Он стал осыпать поцелуями его шею, лицо, руки и, с трудом сдерживая слезы, выбежал по скрипучей лестнице на сумрачный двор, увешанный тряпками, где холодный октябрьский ветер раскачивал высохшие плети дикого винограда, обвивавшего проволоку, натянутую с наружной стороны щелистых, дощатых галерей с кое-где выбитыми стеклами.
Петя вскочил на дожидавшегося его извозчика и, купив на Дерибасовской в новом, военного времени, модном кондитерском магазине «Бонбон де Варсови» (то есть «Варшавские конфеты») десяток замечательных, очень дорогих пирожных, уложенных хорошенькой полькой серебряными щипцами в картонную коробочку, поскакал с визитом к тете.

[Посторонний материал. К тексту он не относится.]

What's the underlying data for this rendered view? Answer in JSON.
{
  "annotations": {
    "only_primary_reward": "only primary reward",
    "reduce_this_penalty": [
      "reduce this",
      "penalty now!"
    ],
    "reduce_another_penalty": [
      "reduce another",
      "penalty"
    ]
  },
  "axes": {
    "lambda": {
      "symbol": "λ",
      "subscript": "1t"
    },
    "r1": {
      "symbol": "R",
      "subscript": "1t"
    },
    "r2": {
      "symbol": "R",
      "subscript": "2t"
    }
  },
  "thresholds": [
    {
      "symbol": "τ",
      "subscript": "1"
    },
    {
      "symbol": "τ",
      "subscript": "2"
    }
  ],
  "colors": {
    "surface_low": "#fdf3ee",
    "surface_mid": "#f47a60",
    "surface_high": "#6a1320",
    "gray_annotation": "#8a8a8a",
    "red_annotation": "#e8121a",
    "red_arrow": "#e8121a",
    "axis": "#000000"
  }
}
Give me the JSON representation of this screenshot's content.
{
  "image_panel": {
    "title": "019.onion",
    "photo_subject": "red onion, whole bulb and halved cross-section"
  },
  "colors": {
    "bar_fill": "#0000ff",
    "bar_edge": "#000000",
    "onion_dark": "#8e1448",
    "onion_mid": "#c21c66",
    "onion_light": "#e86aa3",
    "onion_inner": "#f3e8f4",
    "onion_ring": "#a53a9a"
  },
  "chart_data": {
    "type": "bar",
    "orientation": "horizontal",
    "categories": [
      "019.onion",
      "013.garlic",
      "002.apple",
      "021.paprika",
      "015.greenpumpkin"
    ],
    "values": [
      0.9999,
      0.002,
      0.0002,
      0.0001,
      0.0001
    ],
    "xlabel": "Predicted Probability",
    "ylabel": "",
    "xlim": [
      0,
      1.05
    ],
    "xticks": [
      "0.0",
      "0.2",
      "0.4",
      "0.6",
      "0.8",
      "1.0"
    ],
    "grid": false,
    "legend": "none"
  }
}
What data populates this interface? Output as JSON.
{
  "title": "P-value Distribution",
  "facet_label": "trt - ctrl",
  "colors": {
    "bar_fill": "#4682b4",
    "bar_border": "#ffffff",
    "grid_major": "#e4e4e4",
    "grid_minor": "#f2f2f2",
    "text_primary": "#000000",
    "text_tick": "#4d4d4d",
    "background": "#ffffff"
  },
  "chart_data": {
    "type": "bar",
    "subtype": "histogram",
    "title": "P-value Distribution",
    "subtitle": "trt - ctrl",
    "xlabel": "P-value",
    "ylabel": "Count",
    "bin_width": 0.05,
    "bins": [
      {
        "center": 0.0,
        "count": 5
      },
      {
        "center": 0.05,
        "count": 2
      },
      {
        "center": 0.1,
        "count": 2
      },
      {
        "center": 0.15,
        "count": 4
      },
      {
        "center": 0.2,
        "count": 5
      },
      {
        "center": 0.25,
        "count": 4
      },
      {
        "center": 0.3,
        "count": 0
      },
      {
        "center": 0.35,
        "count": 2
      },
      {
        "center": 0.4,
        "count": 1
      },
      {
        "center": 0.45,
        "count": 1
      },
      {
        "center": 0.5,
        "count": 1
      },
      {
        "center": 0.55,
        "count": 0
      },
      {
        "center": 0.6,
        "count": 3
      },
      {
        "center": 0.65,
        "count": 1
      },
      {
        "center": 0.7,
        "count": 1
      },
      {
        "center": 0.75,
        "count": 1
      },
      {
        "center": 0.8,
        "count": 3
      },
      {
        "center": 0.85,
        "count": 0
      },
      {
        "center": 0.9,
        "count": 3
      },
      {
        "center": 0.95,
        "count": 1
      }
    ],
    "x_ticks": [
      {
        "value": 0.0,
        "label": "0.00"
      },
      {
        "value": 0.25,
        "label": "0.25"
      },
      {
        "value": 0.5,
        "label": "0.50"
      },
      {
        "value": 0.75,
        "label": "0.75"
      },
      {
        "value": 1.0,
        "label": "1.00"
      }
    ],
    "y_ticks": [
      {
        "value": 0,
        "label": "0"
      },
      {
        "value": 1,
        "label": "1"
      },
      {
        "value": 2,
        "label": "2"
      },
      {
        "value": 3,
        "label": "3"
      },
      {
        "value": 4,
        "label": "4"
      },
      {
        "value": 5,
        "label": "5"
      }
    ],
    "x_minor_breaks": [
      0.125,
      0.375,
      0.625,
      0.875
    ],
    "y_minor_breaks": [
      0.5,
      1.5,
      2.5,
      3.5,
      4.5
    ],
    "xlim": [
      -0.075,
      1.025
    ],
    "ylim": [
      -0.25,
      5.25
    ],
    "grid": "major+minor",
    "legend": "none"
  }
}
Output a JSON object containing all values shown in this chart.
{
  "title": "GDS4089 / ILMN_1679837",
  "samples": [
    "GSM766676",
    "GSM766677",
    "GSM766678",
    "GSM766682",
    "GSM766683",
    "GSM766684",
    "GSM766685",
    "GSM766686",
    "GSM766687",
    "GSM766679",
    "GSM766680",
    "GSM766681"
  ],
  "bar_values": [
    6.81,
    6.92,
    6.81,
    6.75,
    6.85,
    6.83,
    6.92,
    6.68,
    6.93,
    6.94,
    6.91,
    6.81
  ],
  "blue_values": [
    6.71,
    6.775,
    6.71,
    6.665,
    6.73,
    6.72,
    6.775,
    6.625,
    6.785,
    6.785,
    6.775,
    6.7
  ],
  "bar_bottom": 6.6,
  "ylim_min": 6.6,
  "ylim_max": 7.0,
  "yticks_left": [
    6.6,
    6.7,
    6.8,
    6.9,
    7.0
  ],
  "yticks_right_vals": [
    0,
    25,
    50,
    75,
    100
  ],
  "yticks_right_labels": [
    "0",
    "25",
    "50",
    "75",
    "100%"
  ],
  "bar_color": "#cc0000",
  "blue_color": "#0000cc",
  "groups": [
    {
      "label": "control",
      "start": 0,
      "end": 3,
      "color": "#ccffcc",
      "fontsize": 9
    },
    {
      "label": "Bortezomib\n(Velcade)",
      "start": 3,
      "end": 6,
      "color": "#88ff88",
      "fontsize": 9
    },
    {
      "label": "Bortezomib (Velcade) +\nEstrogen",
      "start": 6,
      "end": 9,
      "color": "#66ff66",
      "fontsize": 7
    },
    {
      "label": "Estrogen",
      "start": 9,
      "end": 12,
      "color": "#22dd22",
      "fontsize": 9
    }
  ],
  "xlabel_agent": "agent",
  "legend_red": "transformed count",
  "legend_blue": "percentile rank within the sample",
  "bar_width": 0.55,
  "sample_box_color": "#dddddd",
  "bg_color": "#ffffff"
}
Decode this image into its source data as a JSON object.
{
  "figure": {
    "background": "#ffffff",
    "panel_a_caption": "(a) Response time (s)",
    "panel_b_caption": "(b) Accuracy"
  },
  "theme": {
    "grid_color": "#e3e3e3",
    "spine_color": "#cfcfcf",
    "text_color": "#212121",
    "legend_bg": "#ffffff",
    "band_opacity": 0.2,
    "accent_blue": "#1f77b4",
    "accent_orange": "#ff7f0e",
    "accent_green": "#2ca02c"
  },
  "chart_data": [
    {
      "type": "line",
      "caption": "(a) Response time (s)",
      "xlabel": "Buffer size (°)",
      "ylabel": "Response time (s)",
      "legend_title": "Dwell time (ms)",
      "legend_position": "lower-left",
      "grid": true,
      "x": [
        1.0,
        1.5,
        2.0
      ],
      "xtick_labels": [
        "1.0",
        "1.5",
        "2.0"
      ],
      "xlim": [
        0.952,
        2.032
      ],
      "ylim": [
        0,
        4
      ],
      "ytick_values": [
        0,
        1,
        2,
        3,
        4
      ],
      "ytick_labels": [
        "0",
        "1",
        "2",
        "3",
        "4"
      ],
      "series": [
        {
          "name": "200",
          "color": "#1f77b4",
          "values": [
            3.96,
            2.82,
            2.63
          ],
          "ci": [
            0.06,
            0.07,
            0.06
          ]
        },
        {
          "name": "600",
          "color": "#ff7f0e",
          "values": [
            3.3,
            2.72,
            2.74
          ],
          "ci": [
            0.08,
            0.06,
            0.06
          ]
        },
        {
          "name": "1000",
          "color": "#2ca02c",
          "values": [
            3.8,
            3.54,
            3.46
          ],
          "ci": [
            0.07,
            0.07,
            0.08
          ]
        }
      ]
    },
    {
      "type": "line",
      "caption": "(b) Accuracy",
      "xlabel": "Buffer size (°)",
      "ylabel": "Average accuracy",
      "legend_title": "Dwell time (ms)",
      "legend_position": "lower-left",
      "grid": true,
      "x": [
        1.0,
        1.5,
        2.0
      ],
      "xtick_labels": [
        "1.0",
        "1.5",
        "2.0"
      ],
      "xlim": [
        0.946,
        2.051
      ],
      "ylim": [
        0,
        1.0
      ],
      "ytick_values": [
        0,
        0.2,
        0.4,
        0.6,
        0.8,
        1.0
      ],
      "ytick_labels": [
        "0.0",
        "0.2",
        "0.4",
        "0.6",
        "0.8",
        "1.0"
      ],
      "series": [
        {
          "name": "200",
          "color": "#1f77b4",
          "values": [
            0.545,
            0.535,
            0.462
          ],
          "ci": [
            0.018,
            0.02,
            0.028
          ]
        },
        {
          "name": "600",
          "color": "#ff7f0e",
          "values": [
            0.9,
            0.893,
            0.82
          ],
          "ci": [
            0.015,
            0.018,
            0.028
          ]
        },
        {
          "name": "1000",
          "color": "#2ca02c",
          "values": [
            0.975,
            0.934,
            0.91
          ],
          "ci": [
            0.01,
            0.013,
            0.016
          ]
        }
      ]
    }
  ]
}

У ворот на стене Петя увидел самодельную вывеску, извещавшую, что во дворе направо, ход вниз, открылась общедоступная библиотека-читальня для интеллигентных тружеников, спросить мадам Янушкевич.
Тут же по-детски была намалевана какая-то странная птица вроде курицы с растопыренными крыльями, в которой лишь человек с большой фантазией мог угадать изображение раскрытой книги.
От слов «мадам Янушкевич» Петя болезненно поморщился, но все же, решительно звеня шпорами, вошел во двор, повернул направо, спустился вниз, нашарил в потемках дверь, обитую рваной клеенкой, и сразу же очутился перед Татьяной Ивановной, которая в прическе валиком а-ля знаменитая исполнительница цыганских романсов Вяльцева сидела в пустой прихожей за маленьким столиком с ящиком библиотечной картотеки.